Too Much Pepper?

More often not, my father and my youngest sister reached for the black pepper shaker at the family table right after grace was said. Breakfast found the rest of us a bit astounded, looking at their yellow mass of eggs covered with tiny black dots. My mother, concerned about what the quantity of pepper was doing to Daddy’s health, mentioned it to their doctor. He said, “Virginia, the salt you add to your food is doing infinitely more harm than Berton’s pepper.” So Mama got out of his business and let him and Ruth pepper their food to their hearts’ content.

You may have noticed that I sometimes make weird connections. Banned Book Week often makes me think of their black pepper. Stay with me, and I think you will see it.

My favorite read aloud book with eighth graders was Lois Lowry’s often banned The Giver. Its principal crime, as far as I can tell, is enticing readers to think. Great discussions ensued as we read the book. I read it to every eighth grade class with no adverse feedback from parents. They either trusted me, were unaware of the “danger” in the book, or wanted their students to learn to reason. I’m fairly sure it was the last. I was gratified this year to learn that one of those students, now a teacher, was planning to use The Giver with her students.
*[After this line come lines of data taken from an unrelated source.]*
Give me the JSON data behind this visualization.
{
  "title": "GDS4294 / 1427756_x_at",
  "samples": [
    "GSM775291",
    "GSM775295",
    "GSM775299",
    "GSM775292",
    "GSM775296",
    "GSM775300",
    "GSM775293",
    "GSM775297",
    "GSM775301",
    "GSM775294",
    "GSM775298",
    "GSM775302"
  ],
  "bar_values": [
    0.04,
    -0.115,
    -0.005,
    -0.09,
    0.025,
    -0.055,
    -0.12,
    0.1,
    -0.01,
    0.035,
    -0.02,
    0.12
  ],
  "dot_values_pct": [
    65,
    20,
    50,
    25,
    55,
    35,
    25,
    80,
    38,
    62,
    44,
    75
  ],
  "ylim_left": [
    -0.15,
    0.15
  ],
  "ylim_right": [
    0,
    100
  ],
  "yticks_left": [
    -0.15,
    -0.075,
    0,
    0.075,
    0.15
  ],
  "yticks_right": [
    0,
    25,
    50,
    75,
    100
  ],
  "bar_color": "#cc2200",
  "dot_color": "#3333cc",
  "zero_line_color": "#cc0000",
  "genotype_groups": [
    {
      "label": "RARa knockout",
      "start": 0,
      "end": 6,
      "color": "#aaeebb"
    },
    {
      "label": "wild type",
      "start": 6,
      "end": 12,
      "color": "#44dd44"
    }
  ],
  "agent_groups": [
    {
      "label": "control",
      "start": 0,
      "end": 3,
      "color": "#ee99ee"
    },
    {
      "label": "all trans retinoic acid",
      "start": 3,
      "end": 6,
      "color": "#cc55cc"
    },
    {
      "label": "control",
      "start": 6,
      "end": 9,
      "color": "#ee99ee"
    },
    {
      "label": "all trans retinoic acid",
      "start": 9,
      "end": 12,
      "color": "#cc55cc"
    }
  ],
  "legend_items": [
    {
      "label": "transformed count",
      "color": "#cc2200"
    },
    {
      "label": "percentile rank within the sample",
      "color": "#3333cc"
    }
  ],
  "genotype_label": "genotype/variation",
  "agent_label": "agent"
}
I have trouble with forbidding books. My very conservative mother, as far as I can remember, never told me not to read any book. She did suggest, as Eudora Welty’s mother did, that Elsie Dinsmore was not a very good choice. She thought Elsie was far too sanctimonious to be real. Eudora’s mother thought she was too impressionable to read it and might follow Elsie’s example by falling off the piano stool.

I have no problem with making recommendations to the children or students in your charge, depending on their maturity and ability to handle violence, strong language, or explicit scenes. An eighth grade student introduced me to Angela’s Ashes after she read it on her mother’s recommendation.  In a conversation that included my grown librarian daughter, I once said I couldn’t have imagined recommending that book to her in eighth grade because I didn’t think she would have been ready for it. Tongue in cheek, she responded, “Mom, I read it as an adult, and I wasn’t ready for it.” (I did think the student was ready and appreciated her mother for seeing it.)

Which brings me back to the pepper. When I serve a meal to guests, I may alert them if the food is a bit spicy so they can make a reasoned choice. I think it is equally considerate for reviewers to warn readers if a book may be disturbing to them. After that, I’m for following Mama’s example and backing off as they choose whether or not they want to drown their eggs in black pepper.